そう言ったオスカーはさっさと飲み物が置かれてるテーブルに行った。

(ちょっとでも落ち着かせる為に持ってきてくれるのかしら?)


「はい。飲み物」

「え、ええ。ありがとう。」

オスカーは飲み物をくれた。


私達は淡々と飲み物を飲んでた。ちょうど飲み物を飲み終わった時、オスカーが話を切り出した。



「で、どうするんだ?」

「え?」

「ルイスの事だよ。まさか噂は本当とはな。」

「…」

「復讐でもするのか?」

「え…」


復讐なんて考えても見なかった。
これから私はどう生きようかで頭がいっぱいだった。


(自分のことしか考えられないなんて… 私って薄情ね。)


「いいえ、しないわ。」

「は!? 悔しくないのかよ!」

「あら、オスカー。あなた一応ルイスの親友でしょ?ルイスの身を案じないの?」

「それとこれは違うだろ!この件は完全にルイスが悪い。」

「復讐はしないわ。だって意味ないもの。」


そう。復讐は意味ない。復讐はただ行き場のない気持ちを何かに当たって気を晴らす行為。ただの八つ当たりで、自己満足だ。時間の無駄に過ぎない。


「でもちゃんと責任は取らせるわ。」

「ほう。」

「心配してくれてありがとう。」

「!? べ、別にこんぐらい大したことねぇよ。俺ら友達だろ?」

「ふふ、そうね。」


(オスカーと喋ってたらしょんぼりしてた気持ちが薄れてきたわ。)

そう思いながら会場を見渡した。会場は私とは反して煌びやかで賑やかだった。



「あ、あのさ「オスカー、私、ルイスと婚約破棄しようと思うの。」」

「へ?」

「私とルイスは政略結婚だけど、信用できないパートナーと一生一緒に生きれるとは思わないの。」

そう貴族の結婚は信頼で成り立ってる。だって信頼出来ない人と事業なんて出来ないでしょ?


「だから私、パーティの途中だけど帰ろうと思うの。
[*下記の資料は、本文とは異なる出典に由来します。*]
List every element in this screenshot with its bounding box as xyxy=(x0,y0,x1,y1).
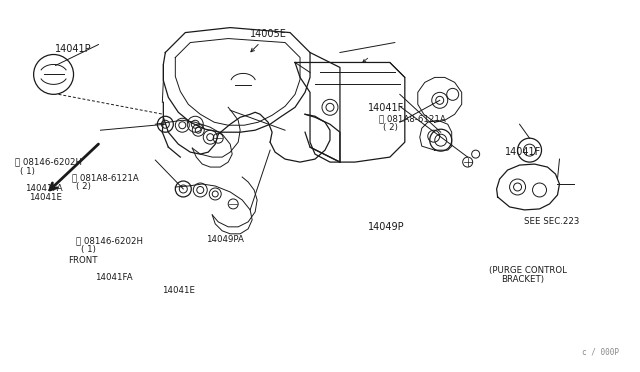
Text: ( 2): ( 2) xyxy=(76,182,91,191)
Text: 14049PA: 14049PA xyxy=(206,235,244,244)
Text: 14041FA: 14041FA xyxy=(25,185,63,193)
Text: ( 2): ( 2) xyxy=(383,123,397,132)
Text: 14041F: 14041F xyxy=(368,103,404,113)
Text: 14041P: 14041P xyxy=(55,44,92,54)
Text: 14005E: 14005E xyxy=(250,29,287,39)
Text: ( 1): ( 1) xyxy=(20,167,35,176)
Text: BRACKET): BRACKET) xyxy=(501,275,545,284)
Text: Ⓑ 081A8-6121A: Ⓑ 081A8-6121A xyxy=(379,114,445,123)
Text: 14041F: 14041F xyxy=(505,147,541,157)
Text: 14041E: 14041E xyxy=(162,286,195,295)
Text: (PURGE CONTROL: (PURGE CONTROL xyxy=(489,266,567,275)
Text: Ⓑ 08146-6202H: Ⓑ 08146-6202H xyxy=(76,236,143,246)
Text: 14041E: 14041E xyxy=(29,193,62,202)
Text: FRONT: FRONT xyxy=(68,256,97,265)
Text: 14049P: 14049P xyxy=(368,222,404,232)
Text: Ⓑ 08146-6202H: Ⓑ 08146-6202H xyxy=(15,157,82,166)
Text: Ⓑ 081A8-6121A: Ⓑ 081A8-6121A xyxy=(72,173,139,182)
Text: 14041FA: 14041FA xyxy=(95,273,133,282)
Text: c / 000P: c / 000P xyxy=(582,347,620,356)
Text: ( 1): ( 1) xyxy=(81,245,96,254)
Text: SEE SEC.223: SEE SEC.223 xyxy=(524,217,580,226)
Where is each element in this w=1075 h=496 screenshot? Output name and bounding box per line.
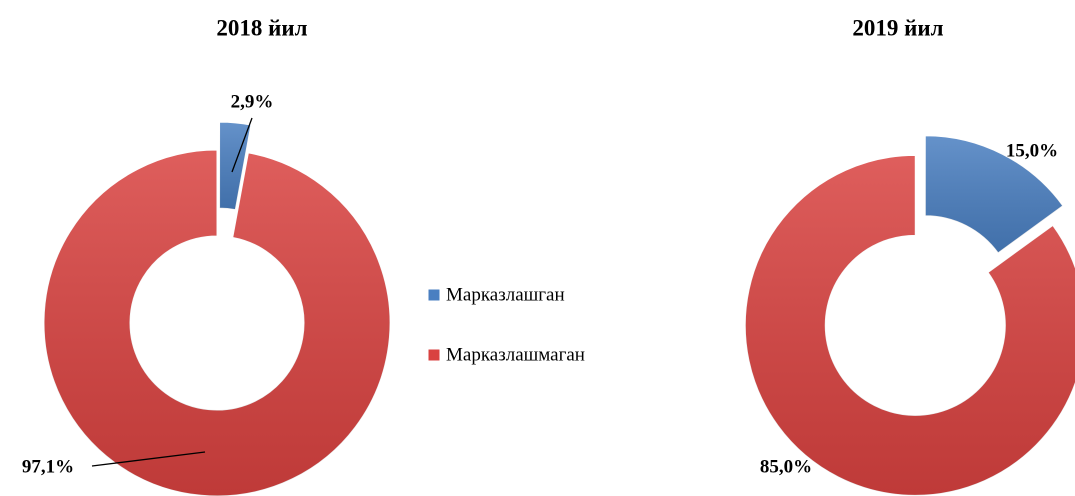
value-label: 85,0% [760,456,812,477]
chart-title: 2019 йил [852,15,943,40]
leader-line [91,451,206,467]
chart-title: 2018 йил [216,15,307,40]
legend-swatch [427,348,441,362]
value-label: 2,9% [231,91,274,112]
segment-shade [925,135,1063,253]
slice [43,149,391,496]
slice [924,135,1064,254]
segment-shade [745,155,1075,496]
slice [744,154,1075,496]
leader-line [231,117,253,173]
value-label: 15,0% [1006,140,1058,161]
segment-shade [44,149,391,496]
legend-label: Марказлашган [446,284,565,305]
legend-label: Марказлашмаган [446,344,585,365]
value-label: 97,1% [22,456,74,477]
legend-swatch [427,288,441,302]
」


そう私の未来の為に決断しないと。その為に色々準備が必要ね。

「…ああ。それがいい。だが、何かする前に休めよ。顔色が悪いぞ。」

「あら、レディに対して失礼よ。」

「準備万端の時に戦った方がいいだろ。お前の為に言ってるんだ。」

「別に戦いに行くんじゃないのよ。話し合いをするのよ。」

「それは余計に頭を使いそうだな。やっぱり休息は今のお前には必要だな。」

「ふふ。そうね。」


オスカーは心配性ね。まだ友人は捨てたもんじゃないわね。


「…シルヴィア、忘れるなよ。」

「ん?何をかしら?」

「俺は何があってもお前の味方だ。」

「…。ふふ。その口説き文句は好きな人に言うべきよ。」

「!? い、いや、俺は別にく、口説く為に言ったわ、わけじゃない!」


(ふふ。でもありがとうオスカー。今の私にとってその言葉は救いだわ。本当に感謝するわ。ありがとう。)


「じゃあ、行ってきます。」

「おう、頑張れ。」


そして私はパーティ会場から出た。